Padres que pueden separar la conducta de la persona de sus hijos, logrando no definir a los chicos como «bruto» por un empujón, como «irrespetuoso» ante una respuesta inadecuada, como «torpe» porque volcó un vaso, como «malo» porque le pegó al hermanito. Nuestros hijos son mucho más que sus acciones o palabras: todo se puede pensar o sentir (persona) aunque no todo se puede hacer (conducta): usemos menos adjetivos (inútil, torpe, pero también divino, responsable) que catalogan a su persona entera por alguno de sus actos. Acostumbrémonos a usar en cambio verbos, acciones, para ocuparnos de la conducta (caminá más despacio para no caerte, qué bien te peinaste), así la persona queda resguardada, separada, de las conductas del niño.

Padres que no comparan a sus hijos entre ellos ni con otros niños, las comparaciones los impulsan a mejorar, pero lesionan la autoestima.

Padres que no los llevan a competir antes de tiempo y favorecen el juego libre y los juegos de cooperación (evolutivamente anteriores a la competencia).

Padres que no piden éxitos y resultados, sino que valoran el esfuerzo, el interés, el entusiasmo, la curiosidad, los ensayos e intentos, que entienden los errores y fracasos como partes necesarias e inevitables de la vida y del crecimiento y pueden acompañarlos sin derrumbarse ellos ni enojarse con los hijos.

Padres que ofrecen un amor incondicional que habilita a los chicos a mirar hacia adentro y buscar lo que realmente desean, sienten, piensan, sin sentir culpa o miedo a perder el amor de sus padres, o de hacerlos enojar o de desilusionarlos o entristecerlos.

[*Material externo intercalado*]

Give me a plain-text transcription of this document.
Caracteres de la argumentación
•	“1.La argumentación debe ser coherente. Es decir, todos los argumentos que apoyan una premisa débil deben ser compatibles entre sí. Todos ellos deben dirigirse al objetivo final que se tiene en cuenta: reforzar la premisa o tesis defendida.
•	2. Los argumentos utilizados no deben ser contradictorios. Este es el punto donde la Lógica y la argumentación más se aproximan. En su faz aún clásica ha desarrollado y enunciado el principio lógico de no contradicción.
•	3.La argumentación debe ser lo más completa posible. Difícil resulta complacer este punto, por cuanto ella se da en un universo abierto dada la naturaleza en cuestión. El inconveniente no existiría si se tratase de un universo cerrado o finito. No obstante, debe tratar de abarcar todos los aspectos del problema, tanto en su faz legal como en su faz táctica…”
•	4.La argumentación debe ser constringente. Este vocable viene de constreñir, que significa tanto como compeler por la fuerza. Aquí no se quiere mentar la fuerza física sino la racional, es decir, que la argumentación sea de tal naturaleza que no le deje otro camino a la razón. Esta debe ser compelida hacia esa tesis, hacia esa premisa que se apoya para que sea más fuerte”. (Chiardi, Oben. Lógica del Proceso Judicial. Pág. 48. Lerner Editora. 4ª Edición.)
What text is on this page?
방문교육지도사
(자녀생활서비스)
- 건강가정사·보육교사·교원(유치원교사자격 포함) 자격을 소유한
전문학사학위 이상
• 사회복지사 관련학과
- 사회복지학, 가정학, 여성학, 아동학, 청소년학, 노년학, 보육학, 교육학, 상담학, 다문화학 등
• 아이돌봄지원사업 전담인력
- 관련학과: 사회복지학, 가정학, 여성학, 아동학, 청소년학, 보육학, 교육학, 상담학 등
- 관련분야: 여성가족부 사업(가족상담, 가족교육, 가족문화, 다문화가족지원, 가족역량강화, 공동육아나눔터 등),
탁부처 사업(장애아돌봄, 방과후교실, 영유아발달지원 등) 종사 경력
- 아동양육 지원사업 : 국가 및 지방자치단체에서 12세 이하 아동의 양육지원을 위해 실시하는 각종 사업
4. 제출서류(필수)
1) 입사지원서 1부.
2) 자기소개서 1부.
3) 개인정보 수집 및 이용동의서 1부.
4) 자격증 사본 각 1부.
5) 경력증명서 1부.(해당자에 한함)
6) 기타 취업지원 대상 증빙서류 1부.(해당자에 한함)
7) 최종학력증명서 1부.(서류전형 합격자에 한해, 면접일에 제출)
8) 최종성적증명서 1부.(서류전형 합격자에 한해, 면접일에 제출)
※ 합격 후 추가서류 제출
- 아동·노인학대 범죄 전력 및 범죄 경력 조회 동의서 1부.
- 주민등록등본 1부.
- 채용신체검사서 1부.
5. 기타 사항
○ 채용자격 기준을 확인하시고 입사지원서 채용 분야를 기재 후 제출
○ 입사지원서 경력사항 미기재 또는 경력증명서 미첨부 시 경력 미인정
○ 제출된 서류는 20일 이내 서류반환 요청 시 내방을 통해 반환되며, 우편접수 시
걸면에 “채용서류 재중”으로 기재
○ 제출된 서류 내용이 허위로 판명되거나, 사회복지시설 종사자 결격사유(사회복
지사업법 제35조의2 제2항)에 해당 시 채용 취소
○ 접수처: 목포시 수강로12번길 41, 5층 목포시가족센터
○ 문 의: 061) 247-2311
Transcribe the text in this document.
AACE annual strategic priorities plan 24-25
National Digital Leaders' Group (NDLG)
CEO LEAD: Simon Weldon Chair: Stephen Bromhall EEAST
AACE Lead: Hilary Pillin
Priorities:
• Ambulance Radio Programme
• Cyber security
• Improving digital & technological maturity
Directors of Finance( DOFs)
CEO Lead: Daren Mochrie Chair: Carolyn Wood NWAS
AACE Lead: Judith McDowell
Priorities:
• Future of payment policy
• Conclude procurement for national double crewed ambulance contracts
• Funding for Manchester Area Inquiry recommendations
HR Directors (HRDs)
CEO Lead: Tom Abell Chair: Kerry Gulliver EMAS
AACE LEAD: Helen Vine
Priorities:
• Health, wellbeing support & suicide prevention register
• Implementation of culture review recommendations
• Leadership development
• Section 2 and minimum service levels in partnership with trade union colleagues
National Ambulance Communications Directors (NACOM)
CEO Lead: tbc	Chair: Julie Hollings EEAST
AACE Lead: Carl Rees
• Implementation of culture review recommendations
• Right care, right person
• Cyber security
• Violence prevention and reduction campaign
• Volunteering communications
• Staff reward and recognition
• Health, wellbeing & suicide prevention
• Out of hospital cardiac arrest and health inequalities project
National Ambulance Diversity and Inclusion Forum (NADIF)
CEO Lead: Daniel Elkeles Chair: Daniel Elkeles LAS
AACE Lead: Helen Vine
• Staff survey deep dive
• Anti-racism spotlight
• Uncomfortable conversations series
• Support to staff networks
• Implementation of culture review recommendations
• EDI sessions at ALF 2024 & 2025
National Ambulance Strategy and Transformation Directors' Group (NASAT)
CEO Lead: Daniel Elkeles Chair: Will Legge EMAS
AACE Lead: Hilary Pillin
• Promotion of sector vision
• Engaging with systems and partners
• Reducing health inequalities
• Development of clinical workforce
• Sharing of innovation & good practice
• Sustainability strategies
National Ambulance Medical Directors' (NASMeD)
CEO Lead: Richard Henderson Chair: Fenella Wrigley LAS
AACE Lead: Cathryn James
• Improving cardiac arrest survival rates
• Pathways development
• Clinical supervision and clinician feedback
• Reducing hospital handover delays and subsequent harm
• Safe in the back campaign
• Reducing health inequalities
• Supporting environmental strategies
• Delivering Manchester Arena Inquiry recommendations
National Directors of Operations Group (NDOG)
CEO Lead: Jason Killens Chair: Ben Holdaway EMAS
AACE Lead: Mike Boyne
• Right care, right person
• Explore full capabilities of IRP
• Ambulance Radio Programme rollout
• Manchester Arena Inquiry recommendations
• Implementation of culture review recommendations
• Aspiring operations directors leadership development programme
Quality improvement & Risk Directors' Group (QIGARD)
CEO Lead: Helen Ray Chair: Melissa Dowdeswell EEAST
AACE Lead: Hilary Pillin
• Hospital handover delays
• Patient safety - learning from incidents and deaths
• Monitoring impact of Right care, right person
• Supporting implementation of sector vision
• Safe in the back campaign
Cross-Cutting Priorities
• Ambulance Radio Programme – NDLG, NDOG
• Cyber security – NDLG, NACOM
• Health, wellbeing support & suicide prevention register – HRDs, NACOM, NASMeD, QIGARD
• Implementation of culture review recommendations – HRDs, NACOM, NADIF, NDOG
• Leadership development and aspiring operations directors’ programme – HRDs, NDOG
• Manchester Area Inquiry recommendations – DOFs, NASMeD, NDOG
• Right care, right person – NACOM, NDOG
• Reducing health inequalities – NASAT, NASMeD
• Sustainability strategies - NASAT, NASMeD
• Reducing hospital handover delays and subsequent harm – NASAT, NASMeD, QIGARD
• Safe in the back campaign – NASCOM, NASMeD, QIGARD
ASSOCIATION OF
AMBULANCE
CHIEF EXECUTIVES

Confiando en que no se van a burlar, ni los van a humillar, ni rechazar: así los hijos no necesitan defenderse (negando reprimiendo, buscando un culpable) ni derrochar energía vital en el proceso.

Padres que revisan sus autoexigencias (seguramente les pidamos a ellos en la misma medida en que nos exigimos a nosotros mismos).

Padres que no piden a sus hijos que hagan aquello que ellos no pudieron hacer, tampoco imponen lo que sí hicieron como único camino valioso.

Padres que no compiten con los hijos cuando llegan a la adolescencia, les dejan espacio para ser adolescentes en su estilo de vida: la ropa, los horarios, la música, los intereses, los programas. Se interesan por los temas de los hijos sin hacerlos propios.

Para terminar, padres que se despiden con dolor de los hijos que hubieran querido tener y aceptan los hijos reales, ¡tan perfectamente imperfectos como ellos mismos!